In 2012, after the release of the first Hunger Games film, a disturbing trend emerged: official Hunger Games-themed tie-in merchandise that you could buy to feel more a part of the story, or something. That trend continues with the release of The Hunger Games: Catching Fire. Witness, for instance, the CoverGirl's "Capitol Collection" of mascaras, lip gloss, and other cosmetics. Or high-end chocolatier Vosges' character-themed chocolate bars (resulting in the unintentionally hilarious consequence of letting you "eat-a Peeta"). Or Subway's "Fiery Footlong" sandwiches, including a sweepstakes in which you can win your own "victory tour."
Or the (let it not be so) rumored theme park, at which children presumably will not be reaped and placed in the arena for a fight to the death to keep the people cowering in fear. Presumably.
I'm not just frustrated, I'm appalled: all this tie-in merchandise declaws the story of The Hunger Games, in much the same way that the actual affluent Capitol in the books declaws the seriousness of the "real" Hunger Games—a forced gladiatorial battle between teenagers—by staging flashy weeks-long television specials around it in order to distract from the horror of juvenile carnage by making it entertaining.
The movies (gratefully) violently counteract any attempt we might make to see them as fun escapism. To see The Hunger Games is not to be entertained. The films' greatest redemptive feature is their pervasive sadness, from the faces of every character to the musical score to the bleak sets. Even during the biggest, most lavish celebrations at the Capitol, we know the ones who are enjoying themselves are being played for vapid fools. Everyone with half a brain is miserable and, increasingly, furious.
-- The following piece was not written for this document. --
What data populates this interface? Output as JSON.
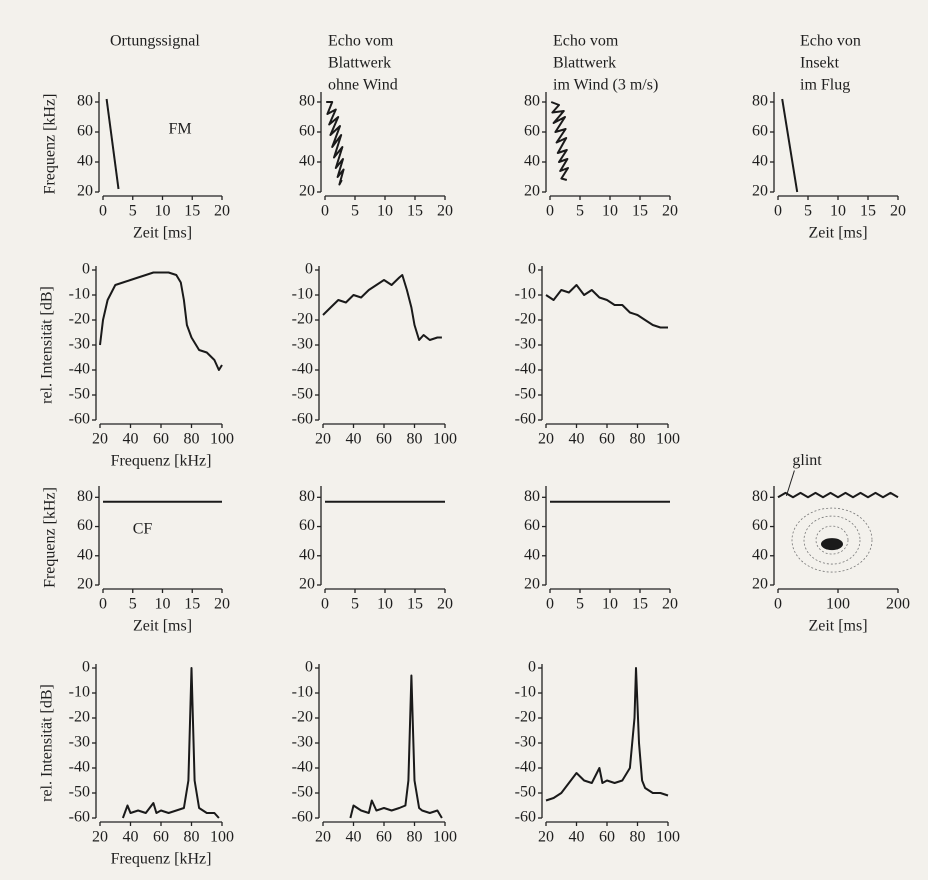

Don't see this film without having seen the first Hunger Games film, because it dives right into the story. To recap: when we last left our teenage heroine Katniss Everdeen—she (Jennifer Lawrence, who at this point in her career can do no wrong) and Peeta Mellark (Josh Hutcherson) had managed to outsmart the Capitol and return as victors to District 12, only to discover that life can't, and won't, ever be the same. Even Katniss's relationship with her lifelong best friend Gale (Liam Hemsworth) has changed.
But at the same time, Katniss has become a symbol of revolt to revolutionaries around the country—the mockingjay, the "girl on fire." When the movie opens, it's a year later, and things are only getting more serious. Katniss and Peeta sense this when they embark on their "Victory Tour," in which they (once again) get dolled up, travel by high-speed train to each of Panem's Districts with coach Haymitch (Woody Harrelson) and handler Effie (Elizabeth Banks), act like they're the madly-in-love victors everyone wants to see, and give pre-scripted speeches, all in service of drumming up support and excitement for the next games. (You see why the Subway sweepstakes is so disturbing.)